It ends up being quite the opposite - many, many bugs come from unexpected side effects of mutation. You pass that array to a function and it turns out 10 layers deeper in the call stack, in code written by somebody else, some function decided to mutate the array.

Immutability gives you solid contracts. A function takes X as input and returns Y as output. This is predictable, testable, and thread safe by default.

If you have a bunch of stuff pointing at an object and all that stuff needs to change when the inner object changes, then you "raise up" the immutability to a higher level.

    Universe nextStateOfTheUniverse = oldUniverse.modifyItSomehow();
If you keep going with this philosophy you end up with something roughly like "software transactional memory" where the state of the world changes at each step, and you can go back and look at old states of the world if you want.

Old states don't hang around if you don't keep references to them. They get garbage collected.

Okay, so this sounds like it's a method of programming that is entirely incompatible with anything I work on.

What sort of thing would it be useful for?

The kind of things I do tend to have maybe several hundred thousand floating point values that exist for maybe a couple of hundred thousandths of a second, get processed, get dealt with, and then are immediately overwritten with the next batch.
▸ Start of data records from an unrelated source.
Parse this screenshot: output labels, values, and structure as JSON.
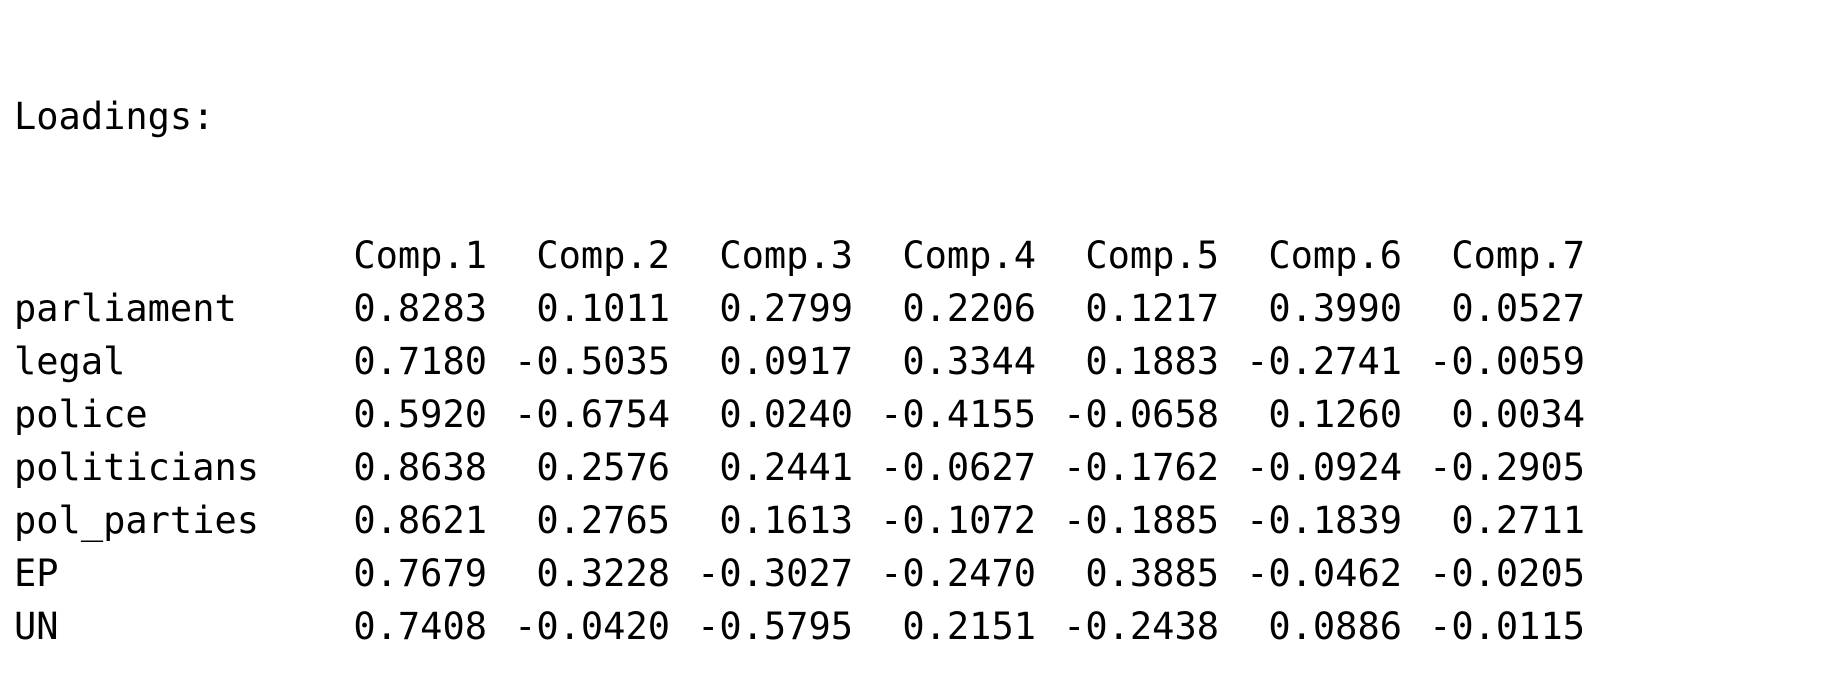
{
  "title": "Loadings:",
  "columns": [
    "Comp.1",
    "Comp.2",
    "Comp.3",
    "Comp.4",
    "Comp.5",
    "Comp.6",
    "Comp.7"
  ],
  "rows": [
    {
      "label": "parliament",
      "values": [
        "0.8283",
        "0.1011",
        "0.2799",
        "0.2206",
        "0.1217",
        "0.3990",
        "0.0527"
      ]
    },
    {
      "label": "legal",
      "values": [
        "0.7180",
        "-0.5035",
        "0.0917",
        "0.3344",
        "0.1883",
        "-0.2741",
        "-0.0059"
      ]
    },
    {
      "label": "police",
      "values": [
        "0.5920",
        "-0.6754",
        "0.0240",
        "-0.4155",
        "-0.0658",
        "0.1260",
        "0.0034"
      ]
    },
    {
      "label": "politicians",
      "values": [
        "0.8638",
        "0.2576",
        "0.2441",
        "-0.0627",
        "-0.1762",
        "-0.0924",
        "-0.2905"
      ]
    },
    {
      "label": "pol_parties",
      "values": [
        "0.8621",
        "0.2765",
        "0.1613",
        "-0.1072",
        "-0.1885",
        "-0.1839",
        "0.2711"
      ]
    },
    {
      "label": "EP",
      "values": [
        "0.7679",
        "0.3228",
        "-0.3027",
        "-0.2470",
        "0.3885",
        "-0.0462",
        "-0.0205"
      ]
    },
    {
      "label": "UN",
      "values": [
        "0.7408",
        "-0.0420",
        "-0.5795",
        "0.2151",
        "-0.2438",
        "0.0886",
        "-0.0115"
      ]
    }
  ]
}
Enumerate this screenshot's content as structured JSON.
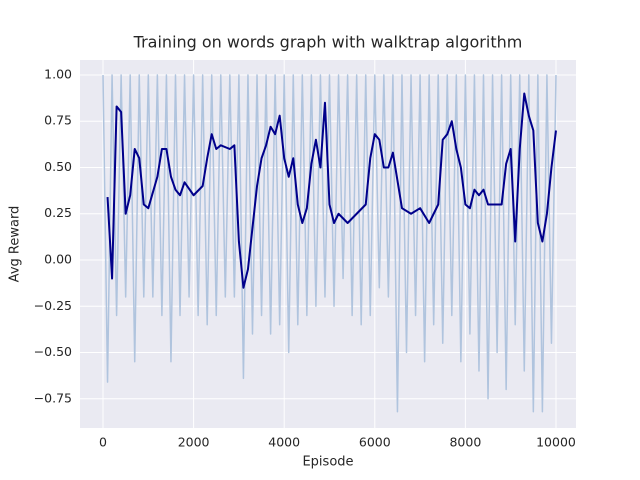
{
  "chart_data": {
    "type": "line",
    "title": "Training on words graph with walktrap algorithm",
    "xlabel": "Episode",
    "ylabel": "Avg Reward",
    "background": "#eaeaf2",
    "grid": true,
    "xlim": [
      -508,
      10442
    ],
    "ylim": [
      -0.908,
      1.081
    ],
    "xticks": [
      0,
      2000,
      4000,
      6000,
      8000,
      10000
    ],
    "yticks": [
      {
        "value": -0.75,
        "label": "−0.75"
      },
      {
        "value": -0.5,
        "label": "−0.50"
      },
      {
        "value": -0.25,
        "label": "−0.25"
      },
      {
        "value": 0,
        "label": "0.00"
      },
      {
        "value": 0.25,
        "label": "0.25"
      },
      {
        "value": 0.5,
        "label": "0.50"
      },
      {
        "value": 0.75,
        "label": "0.75"
      },
      {
        "value": 1,
        "label": "1.00"
      }
    ],
    "series": [
      {
        "color": "#b0c4de",
        "width": 1.5,
        "x": [
          0,
          100,
          200,
          300,
          400,
          500,
          600,
          700,
          800,
          900,
          1000,
          1100,
          1200,
          1300,
          1400,
          1500,
          1600,
          1700,
          1800,
          1900,
          2000,
          2100,
          2200,
          2300,
          2400,
          2500,
          2600,
          2700,
          2800,
          2900,
          3000,
          3100,
          3200,
          3300,
          3400,
          3500,
          3600,
          3700,
          3800,
          3900,
          4000,
          4100,
          4200,
          4300,
          4400,
          4500,
          4600,
          4700,
          4800,
          4900,
          5000,
          5100,
          5200,
          5300,
          5400,
          5500,
          5600,
          5700,
          5800,
          5900,
          6000,
          6100,
          6200,
          6300,
          6400,
          6500,
          6600,
          6700,
          6800,
          6900,
          7000,
          7100,
          7200,
          7300,
          7400,
          7500,
          7600,
          7700,
          7800,
          7900,
          8000,
          8100,
          8200,
          8300,
          8400,
          8500,
          8600,
          8700,
          8800,
          8900,
          9000,
          9100,
          9200,
          9300,
          9400,
          9500,
          9600,
          9700,
          9800,
          9900,
          10000
        ],
        "values": [
          1,
          -0.66,
          1,
          -0.3,
          1,
          -0.2,
          1,
          -0.55,
          1,
          -0.2,
          1,
          -0.2,
          1,
          -0.3,
          1,
          -0.55,
          1,
          -0.3,
          1,
          -0.2,
          1,
          -0.3,
          1,
          -0.35,
          1,
          -0.3,
          1,
          -0.2,
          1,
          -0.2,
          1,
          -0.64,
          1,
          -0.4,
          1,
          -0.3,
          1,
          -0.4,
          1,
          -0.35,
          1,
          -0.5,
          1,
          -0.35,
          1,
          -0.3,
          1,
          -0.25,
          1,
          -0.2,
          1,
          -0.25,
          1,
          -0.1,
          1,
          -0.3,
          1,
          -0.35,
          1,
          -0.3,
          1,
          -0.15,
          1,
          -0.2,
          1,
          -0.82,
          1,
          -0.5,
          1,
          -0.3,
          1,
          -0.55,
          1,
          -0.35,
          1,
          -0.45,
          1,
          -0.3,
          1,
          -0.55,
          1,
          -0.4,
          1,
          -0.6,
          1,
          -0.75,
          1,
          -0.5,
          1,
          -0.7,
          1,
          -0.35,
          1,
          -0.6,
          1,
          -0.82,
          1,
          -0.82,
          1,
          -0.45,
          1
        ]
      },
      {
        "color": "#00008b",
        "width": 2,
        "x": [
          100,
          200,
          300,
          400,
          500,
          600,
          700,
          800,
          900,
          1000,
          1200,
          1300,
          1400,
          1500,
          1600,
          1700,
          1800,
          2000,
          2200,
          2300,
          2400,
          2500,
          2600,
          2800,
          2900,
          3000,
          3100,
          3200,
          3400,
          3500,
          3600,
          3700,
          3800,
          3900,
          4000,
          4100,
          4200,
          4300,
          4400,
          4500,
          4600,
          4700,
          4800,
          4900,
          5000,
          5100,
          5200,
          5400,
          5600,
          5800,
          5900,
          6000,
          6100,
          6200,
          6300,
          6400,
          6600,
          6800,
          7000,
          7200,
          7400,
          7500,
          7600,
          7700,
          7800,
          7900,
          8000,
          8100,
          8200,
          8300,
          8400,
          8500,
          8600,
          8800,
          8900,
          9000,
          9100,
          9200,
          9300,
          9400,
          9500,
          9600,
          9700,
          9800,
          9900,
          10000
        ],
        "values": [
          0.34,
          -0.1,
          0.83,
          0.8,
          0.25,
          0.35,
          0.6,
          0.55,
          0.3,
          0.28,
          0.45,
          0.6,
          0.6,
          0.45,
          0.38,
          0.35,
          0.42,
          0.35,
          0.4,
          0.55,
          0.68,
          0.6,
          0.62,
          0.6,
          0.62,
          0.1,
          -0.15,
          -0.05,
          0.4,
          0.55,
          0.62,
          0.72,
          0.68,
          0.78,
          0.55,
          0.45,
          0.55,
          0.3,
          0.2,
          0.28,
          0.52,
          0.65,
          0.5,
          0.85,
          0.3,
          0.2,
          0.25,
          0.2,
          0.25,
          0.3,
          0.55,
          0.68,
          0.65,
          0.5,
          0.5,
          0.58,
          0.28,
          0.25,
          0.28,
          0.2,
          0.3,
          0.65,
          0.68,
          0.75,
          0.6,
          0.5,
          0.3,
          0.28,
          0.38,
          0.35,
          0.38,
          0.3,
          0.3,
          0.3,
          0.52,
          0.6,
          0.1,
          0.6,
          0.9,
          0.78,
          0.7,
          0.2,
          0.1,
          0.25,
          0.5,
          0.7
        ]
      }
    ]
  }
}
I can't think of any reason why I'd ever need to know what they were a few iterations back. That's gone, maybe as much as a ten-thousandth of a second ago, which may as well be last year.

It is useful for the vast majority of business processing. And, if John Carmack is to be believed, video game development.

Carmamack's post explains it - if you make a series of immutable "variables" instead of reassigning one, it is much easier to debug. This is a microcosm of time travel debugging; it lets you look at the state of those variables several steps back.

In don't know anything about your specific field but I am confident that getting to the point where you deeply understand this perspective will improve your programming, even if you don't always use it.